This was a retrospective observational study. The study population included all neonates with a birth weight between 500 g and 1 800 g born at Charlotte Maxeke Johannesburg Academic Hospital (CMJAH) between 1 January 2013 and 30 June 2016. Exclusion criteria included babies with lethal birth defects and those with unobtainable records. The total sample was analysed and then divided into two groups: babies weighing >1 500 g and those weighing <1 500 g. Each of the two groups was further divided into an ANS-exposed group and an unexposed group, and these groups were then compared. The ANS-exposed group were neonates whose mothers were given ANS, and the ANS-unexposed group were those whose mothers were not. At CMJAH, two doses of 12 mg betamethasone 12 hours apart are given intramuscularly to mothers if the gestational age is <34 weeks or if the estimated fetal weight is <2 000 g. In this study, birth weight was used instead of gestational age because gestational age is not accurate in our setting, where antenatal ultrasound is not routinely done and patients' recollection of the date of their last menstrual period is often inaccurate.

RDS is diagnosed using chest radiographs and clinically (tachypnoea, subcostal recessions, intercostal recessions) in premature neonates requiring oxygen at CMJAH. The use of surfactant and continuous positive airway pressure (CPAP) is limited to neonates with a birth weight of >750 g, and is at the discretion of the attending doctor. Early rescue surfactant is used at CMJAH. The combination of early rescue surfactant and CPAP has been shown to reduce morbidity and mortality associated with intensive care unit admissions at CMJAH.'[13]

Data

This was a secondary review of an existing database. Neonatal records are kept in a neonatal database at CMJAH. Data are managed using Research Electronic Data Capture (REDCap)[14] which is hosted by the University of the Witwatersrand. Data are collected by clinicians using hospital records and verified at several different points. Permission was obtained to use this neonatal database.

Statistical analysis

Maternal and neonatal variables were evaluated. Valid cases were analysed and missing data excluded. Data were described using standard statistical methods. Categorical variables were described using frequencies and percentages, while continuous variables were described using means and standard deviations (SDs) or medians and interquartile ranges, depending on the distribution of the data. Chi-square tests were used to compare categorical variables. Student's independent f-test was used to compare continuous variables with a normal distribution. Non-parametric tests were used for skewed data.

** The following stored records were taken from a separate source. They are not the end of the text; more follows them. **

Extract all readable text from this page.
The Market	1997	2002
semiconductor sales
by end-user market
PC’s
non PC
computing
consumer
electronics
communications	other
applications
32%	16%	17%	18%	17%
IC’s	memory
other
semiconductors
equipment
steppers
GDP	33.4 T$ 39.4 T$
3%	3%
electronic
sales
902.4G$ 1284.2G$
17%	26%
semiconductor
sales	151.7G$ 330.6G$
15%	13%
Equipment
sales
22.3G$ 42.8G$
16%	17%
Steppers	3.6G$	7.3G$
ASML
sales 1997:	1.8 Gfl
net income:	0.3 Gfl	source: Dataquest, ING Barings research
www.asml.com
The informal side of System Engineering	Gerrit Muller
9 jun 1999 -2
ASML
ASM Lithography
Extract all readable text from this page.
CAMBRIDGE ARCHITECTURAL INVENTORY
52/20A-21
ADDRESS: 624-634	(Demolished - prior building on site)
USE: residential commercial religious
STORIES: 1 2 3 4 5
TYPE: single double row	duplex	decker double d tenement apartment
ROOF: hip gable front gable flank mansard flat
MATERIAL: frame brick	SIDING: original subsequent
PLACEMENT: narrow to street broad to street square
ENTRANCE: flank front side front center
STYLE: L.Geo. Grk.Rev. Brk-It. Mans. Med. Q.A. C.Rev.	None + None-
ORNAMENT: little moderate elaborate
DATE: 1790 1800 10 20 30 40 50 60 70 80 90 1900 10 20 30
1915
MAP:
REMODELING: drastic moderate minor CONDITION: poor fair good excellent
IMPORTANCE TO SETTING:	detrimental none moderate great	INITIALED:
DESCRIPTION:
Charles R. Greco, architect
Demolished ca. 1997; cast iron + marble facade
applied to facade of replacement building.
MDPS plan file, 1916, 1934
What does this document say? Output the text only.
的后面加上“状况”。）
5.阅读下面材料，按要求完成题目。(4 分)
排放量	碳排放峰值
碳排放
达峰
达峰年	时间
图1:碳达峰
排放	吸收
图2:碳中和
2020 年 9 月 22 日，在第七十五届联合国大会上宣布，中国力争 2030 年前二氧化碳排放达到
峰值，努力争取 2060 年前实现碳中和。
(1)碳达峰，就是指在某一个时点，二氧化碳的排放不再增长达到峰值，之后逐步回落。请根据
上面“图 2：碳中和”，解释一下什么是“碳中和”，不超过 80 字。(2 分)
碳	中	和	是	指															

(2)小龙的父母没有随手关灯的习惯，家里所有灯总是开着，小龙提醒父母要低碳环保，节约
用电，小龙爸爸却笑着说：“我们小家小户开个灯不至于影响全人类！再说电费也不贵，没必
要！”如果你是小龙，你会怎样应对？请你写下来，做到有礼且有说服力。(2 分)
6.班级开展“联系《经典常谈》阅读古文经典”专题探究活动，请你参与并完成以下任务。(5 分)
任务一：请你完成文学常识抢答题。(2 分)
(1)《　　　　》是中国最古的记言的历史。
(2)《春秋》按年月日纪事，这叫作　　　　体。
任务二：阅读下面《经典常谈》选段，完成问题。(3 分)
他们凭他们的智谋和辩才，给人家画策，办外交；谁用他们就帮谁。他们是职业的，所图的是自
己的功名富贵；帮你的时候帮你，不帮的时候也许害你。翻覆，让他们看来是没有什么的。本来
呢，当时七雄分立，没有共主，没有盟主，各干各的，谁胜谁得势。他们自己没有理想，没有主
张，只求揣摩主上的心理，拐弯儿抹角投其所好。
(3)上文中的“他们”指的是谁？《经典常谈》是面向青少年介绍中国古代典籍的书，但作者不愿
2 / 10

The level of significance was set at p<0.05. Analysis was done using SPSS, version 24 (IBM, USA). Associations with the use of ANSs were determined using logistic regression. All variables that approached significance (p<0.06) on univariate analysis were explored.

Ethical approval

The study was approved by the Human Research Ethics Committee of the University of the Witwatersrand (ref. no. M160730).

 

Results

There was a total of 6 186 neonates on the REDCap database (accessed on 27 September 2016) between 1 January 2013 and 30 June 2016. Of the 6 186 neonates, 3 415 had a birth weight >1 800 g and six a birth weight of <500 g. A further 656 were excluded (Fig. 1), resulting in a final sample size of 2 109. The mean (SD) birth weight of the final sample was 1 292.4 (323.2) g, and the mean gestational age was 30.2 (2.9) weeks. ANS coverage of the final sample was less than half, with 930/2 109 neonates (44.1%) exposed to ANSs and 1 179/2 109 (55.9%) not exposed.

 

 

Maternal characteristics

Maternal characteristics are shown in Table 1. Mothers who did not attend antenatal care were significantly less likely to receive ANSs (p<0.001). It was also observed that mothers with hypertension were more likely to receive ANSs (p<0.001), whereas HIV-positive mothers were less likely (p=0.001). There were 718/2 101 vaginal deliveries (34.2%) and 1 383/2 101 caesarean sections (65.8%). Vaginal deliveries were associated with decreased ANS coverage (p<0.001). There was no significant association between ANS coverage and maternal age, parity, chorioamnionitis or diabetes.

Neonatal characteristics

Neonatal characteristics of the total sample are shown in Table 2 and continuous variables in Table 3. Valid data are shown in the table and percentages are expressed in columns.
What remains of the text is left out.